The [documentation](https://maze-rl.readthedocs.io/en/latest/index.html#documentation-overview) is the starting point to learn more about
the underlying concepts, but most importantly also provides code snippets and minimum working examples to
get you started quickly.

* The *Workflow* section guides you through typical tasks in a RL project
* [Training](https://maze-rl.readthedocs.io/en/latest/workflow/training.html)
* [Rollouts](https://maze-rl.readthedocs.io/en/latest/workflow/rollouts.html)
* [Collection and Visualizing Rollouts](https://maze-rl.readthedocs.io/en/latest/workflow/rollouts_trajectories_viewer.html)
* [Imitation Learning and Fine-Tuning](https://maze-rl.readthedocs.io/en/latest/workflow/imitation_and_fine_tuning.html)

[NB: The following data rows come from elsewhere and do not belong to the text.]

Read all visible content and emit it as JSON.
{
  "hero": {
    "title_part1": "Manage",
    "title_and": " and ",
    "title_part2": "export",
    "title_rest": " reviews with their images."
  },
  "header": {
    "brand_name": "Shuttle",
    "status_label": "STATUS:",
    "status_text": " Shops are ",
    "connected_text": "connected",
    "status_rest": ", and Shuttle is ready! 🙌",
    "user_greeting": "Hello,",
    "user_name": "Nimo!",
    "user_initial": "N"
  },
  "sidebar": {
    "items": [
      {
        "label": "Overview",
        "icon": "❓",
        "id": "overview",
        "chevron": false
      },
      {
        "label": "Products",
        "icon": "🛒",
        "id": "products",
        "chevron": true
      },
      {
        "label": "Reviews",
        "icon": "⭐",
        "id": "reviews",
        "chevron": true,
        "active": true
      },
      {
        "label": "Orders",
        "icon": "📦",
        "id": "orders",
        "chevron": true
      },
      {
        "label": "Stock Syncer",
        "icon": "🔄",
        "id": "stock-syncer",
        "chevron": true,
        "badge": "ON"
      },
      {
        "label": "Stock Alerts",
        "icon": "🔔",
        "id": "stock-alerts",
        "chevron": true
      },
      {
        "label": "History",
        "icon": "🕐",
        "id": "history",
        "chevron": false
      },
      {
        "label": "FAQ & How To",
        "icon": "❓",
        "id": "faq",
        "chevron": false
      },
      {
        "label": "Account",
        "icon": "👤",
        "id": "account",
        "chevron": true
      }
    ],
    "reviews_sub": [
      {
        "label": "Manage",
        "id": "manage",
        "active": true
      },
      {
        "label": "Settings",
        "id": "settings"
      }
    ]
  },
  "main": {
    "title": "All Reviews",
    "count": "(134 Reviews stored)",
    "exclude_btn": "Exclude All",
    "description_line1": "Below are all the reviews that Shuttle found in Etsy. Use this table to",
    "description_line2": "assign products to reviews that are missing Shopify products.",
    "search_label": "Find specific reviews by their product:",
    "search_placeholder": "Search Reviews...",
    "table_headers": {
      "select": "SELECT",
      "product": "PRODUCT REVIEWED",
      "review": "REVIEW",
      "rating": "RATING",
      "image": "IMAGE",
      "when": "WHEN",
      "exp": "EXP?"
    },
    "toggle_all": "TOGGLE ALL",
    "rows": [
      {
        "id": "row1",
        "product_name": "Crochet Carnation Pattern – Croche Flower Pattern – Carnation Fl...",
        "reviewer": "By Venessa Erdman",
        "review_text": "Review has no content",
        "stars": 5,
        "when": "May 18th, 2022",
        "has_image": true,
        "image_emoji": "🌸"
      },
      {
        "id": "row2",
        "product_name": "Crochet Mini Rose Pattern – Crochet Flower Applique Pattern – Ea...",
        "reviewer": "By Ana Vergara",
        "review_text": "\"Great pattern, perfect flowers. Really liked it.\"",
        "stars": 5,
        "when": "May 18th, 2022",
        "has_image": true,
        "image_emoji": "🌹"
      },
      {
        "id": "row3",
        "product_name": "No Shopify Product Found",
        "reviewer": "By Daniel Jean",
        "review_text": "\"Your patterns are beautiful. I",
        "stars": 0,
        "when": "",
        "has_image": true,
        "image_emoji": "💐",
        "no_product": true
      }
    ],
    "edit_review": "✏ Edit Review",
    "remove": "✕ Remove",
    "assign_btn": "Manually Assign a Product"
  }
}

* *Policy and Value Networks* introduces you to the
[Perception Module](https://maze-rl.readthedocs.io/en/latest/policy_and_value_networks/perception_overview.html),
how to [customize action spaces and the underlying action probability distributions](https://maze-rl.readthedocs.io/en/latest/policy_and_value_networks/distributions_and_action_heads.html)
and two styles of policy and value networks construction:

* [Template models](https://maze-rl.readthedocs.io/en/latest/policy_and_value_networks/perception_template_models.html)
are composed directly from an environment's observation and action space,
allowing you to train with suitable agent networks on a new environment within minutes.

* [Custom models](https://maze-rl.readthedocs.io/en/latest/policy_and_value_networks/perception_custom_models.html) gives you the full
flexibility of application specific models, either with the provided Maze building blocks or
directly with PyTorch.

* Learn more about core *concepts and structures* such as the
[Maze environment hierarchy](https://maze-rl.readthedocs.io/en/latest/concepts_and_structure/env_hierarchy.html), the
[Maze event system](https://maze-rl.readthedocs.io/en/latest/concepts_and_structure/event_system.html) providing a convenient way to collect
statistics and KPIs, enable flexible reward formulation and supporting offline analysis.

* [Structured Environments and Action Masking](https://maze-rl.readthedocs.io/en/latest/best_practices_and_tutorials/struct_env_tutorial.html)
introduces you to a general concept, which can greatly improve
the performance of the trained agents in practical RL problems.

## License

Maze is freely available for research and non-commercial use. A commercial license is available, if interested please
contact us on our [company website](https://enlite.ai) or write us an [email](mailto:[email protected]).

We believe in Open Source principles and aim at transitioning Maze to a commercial Open Source project,
releasing larger parts of the framework under a permissive license in the near future.